When Ayanna had said the bulkhead was crammed with cargo, she had not been kidding. The carpeted floor of the passenger section of the aircraft had been removed leaving the brackets and beams of the aircraft fuselage bracing exposed so ropes and wires could be attached to hooks to secure the cargo. The area was dark because all of the window shades had been pulled down. The only light came from behind him and the faint glow of the cockpit windows somewhere, 15 rows ahead of him.
There were a half dozen igloos stacked strategically on both sides of the plane for balance and a pile of plywood sheets was wedged on one side of the craft. Boxes, canvas bags, cartons, and every other description of cargo was neatly and efficiently stacked and roped securely around the cargo containers. Noonan picked his way around the cargo until he found where the door to the walkway was located. While the pilot and cockpit crew could easily get out of the main hatch, the rest of the forward section was filled with cargo, primarily boxes stacked as high as Noonan could reach. There was also a hospital bed strapped to one side of the bulkhead and a motorcycle, complete with full-face helmet padlocked to the crossbar running parallel to the handlebars.
“There’s an odd collection of cargo here. Is it always like this?”
“Not always,” replied Ayanna, her voice muted behind him. After she entered the bulkhead area and came toward him, her voice got clearer. “Every plane coming from Seattle takes a certain amount of cargo. During the winter when the tourist traffic goes way down Unicorn runs almost exclusively cargo. Sometimes the bulkhead is pushed all the way back to the center of the plane. Unicorn is a small airline so it can’t afford to run exclusively on passengers. It runs just enough cargo during the summer to keep its winter customers happy.”
Noonan pointed to the hospital bed. “This doesn’t look like something an industrial client
would want transported by airplane. Wouldn’t a barge be cheaper? Or a truck?”

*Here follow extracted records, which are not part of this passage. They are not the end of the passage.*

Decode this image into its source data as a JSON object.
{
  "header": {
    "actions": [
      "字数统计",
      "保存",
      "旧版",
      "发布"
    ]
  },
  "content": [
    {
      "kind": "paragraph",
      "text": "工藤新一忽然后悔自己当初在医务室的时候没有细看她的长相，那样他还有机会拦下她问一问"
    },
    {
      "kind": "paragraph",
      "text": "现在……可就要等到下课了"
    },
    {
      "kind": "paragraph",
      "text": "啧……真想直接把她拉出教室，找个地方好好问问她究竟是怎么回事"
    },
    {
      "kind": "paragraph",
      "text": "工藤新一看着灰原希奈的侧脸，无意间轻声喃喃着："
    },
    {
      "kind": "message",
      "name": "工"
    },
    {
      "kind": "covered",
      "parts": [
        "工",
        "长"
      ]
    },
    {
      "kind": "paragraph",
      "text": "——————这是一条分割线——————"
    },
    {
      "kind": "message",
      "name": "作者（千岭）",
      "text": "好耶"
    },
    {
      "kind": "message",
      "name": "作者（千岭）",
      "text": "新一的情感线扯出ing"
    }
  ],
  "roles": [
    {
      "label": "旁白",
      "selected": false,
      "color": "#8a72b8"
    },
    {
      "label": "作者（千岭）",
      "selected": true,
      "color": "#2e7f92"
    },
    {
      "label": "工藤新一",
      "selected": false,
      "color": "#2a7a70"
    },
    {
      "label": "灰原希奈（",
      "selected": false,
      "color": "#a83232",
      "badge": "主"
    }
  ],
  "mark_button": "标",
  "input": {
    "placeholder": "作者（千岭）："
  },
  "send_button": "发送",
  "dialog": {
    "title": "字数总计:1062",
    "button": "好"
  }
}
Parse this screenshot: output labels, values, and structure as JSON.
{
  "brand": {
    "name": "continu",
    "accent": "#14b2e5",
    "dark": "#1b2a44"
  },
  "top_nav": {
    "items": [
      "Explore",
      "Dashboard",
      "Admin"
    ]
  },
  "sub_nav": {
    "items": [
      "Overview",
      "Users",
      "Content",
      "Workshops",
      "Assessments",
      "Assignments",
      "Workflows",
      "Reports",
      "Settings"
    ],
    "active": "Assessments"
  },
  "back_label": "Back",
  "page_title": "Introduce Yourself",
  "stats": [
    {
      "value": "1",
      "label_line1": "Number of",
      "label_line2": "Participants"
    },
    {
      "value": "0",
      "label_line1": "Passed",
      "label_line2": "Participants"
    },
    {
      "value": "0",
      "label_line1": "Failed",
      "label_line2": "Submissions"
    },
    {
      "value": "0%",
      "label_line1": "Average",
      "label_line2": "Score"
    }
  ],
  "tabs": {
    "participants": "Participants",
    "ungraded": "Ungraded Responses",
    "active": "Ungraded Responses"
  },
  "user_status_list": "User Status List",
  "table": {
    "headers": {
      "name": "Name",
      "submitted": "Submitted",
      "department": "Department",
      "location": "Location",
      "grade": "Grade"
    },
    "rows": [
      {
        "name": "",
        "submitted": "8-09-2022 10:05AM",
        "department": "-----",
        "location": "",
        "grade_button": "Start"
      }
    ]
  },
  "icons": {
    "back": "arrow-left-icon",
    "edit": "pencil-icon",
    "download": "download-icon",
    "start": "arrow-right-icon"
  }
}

Ayanna tapped the bed. “Sure, if you didn’t need it tomorrow. Any airline which has cargo space is not too picky about what it carries as long as the customer pays. In the case of the bed,” she reached over and grasped the cargo tag with her left hand, “it’s going to Lime Village. It’s out on the Stony River. If whoever wanted the bed in Lime Village didn’t make arrangements for it to be on the barge this spring, it had to come in by air. There’s no other way in. Except dog sled and I don’t see dogs pulling this puppy,” she tapped the bed, “across the frozen tundra – even if it were taken apart.”
“Wouldn’t it have been cheaper to buy a hospital bed in Anchorage?”
“Maybe. If you could wait a year. Even then the cost would not be a lot less. Lime Village would still be paying the same transportation costs from Seattle to Anchorage–plus the overhead and storage and profit charged locally. It can be expensive. Once they get the bed to Anchorage it goes postal rates, not cargo rates. It saves the village money.”
“Postage?”
“Right. In Alaska you can send anything to anywhere in Alaska through the Post Office, bricks, beds, motorcycles.”
“You mean just like mail?”
“Right. It is mail. It’s got a special name: bypass mail. This bed is coming north from Seattle as cargo. Once it gets to Anchorage someone picks it up in a truck, drives it over to the Post Office where it’s mailed.”
“Then the Post Office flies it out to Lime Village?”
“No, then the Post Office puts it on a truck and drives it right back to the airport where it’s put on a plane flying out to Lime Village as mail. Sometimes it’s the same plane.”
“Why not just send it as cargo? It seems as though there is a lot of shuffling around here.”
Ayanna gave a smile indicating Welcome to Alaska, the land where we do things differently. “Air cargo rates are twice postage rates. It’s cheaper to put the bed on a truck and drive it to the Post Office than to pay cargo rates.”
“Wait a minute,” Noonan scratched his head in amazement. “Hum, if the bed only costs the hospital in Lime Village $300 if it’s sent through the Postal Service, so I am guessing the air cargo company is not carrying the bed for $300? They would be losing money at $300.”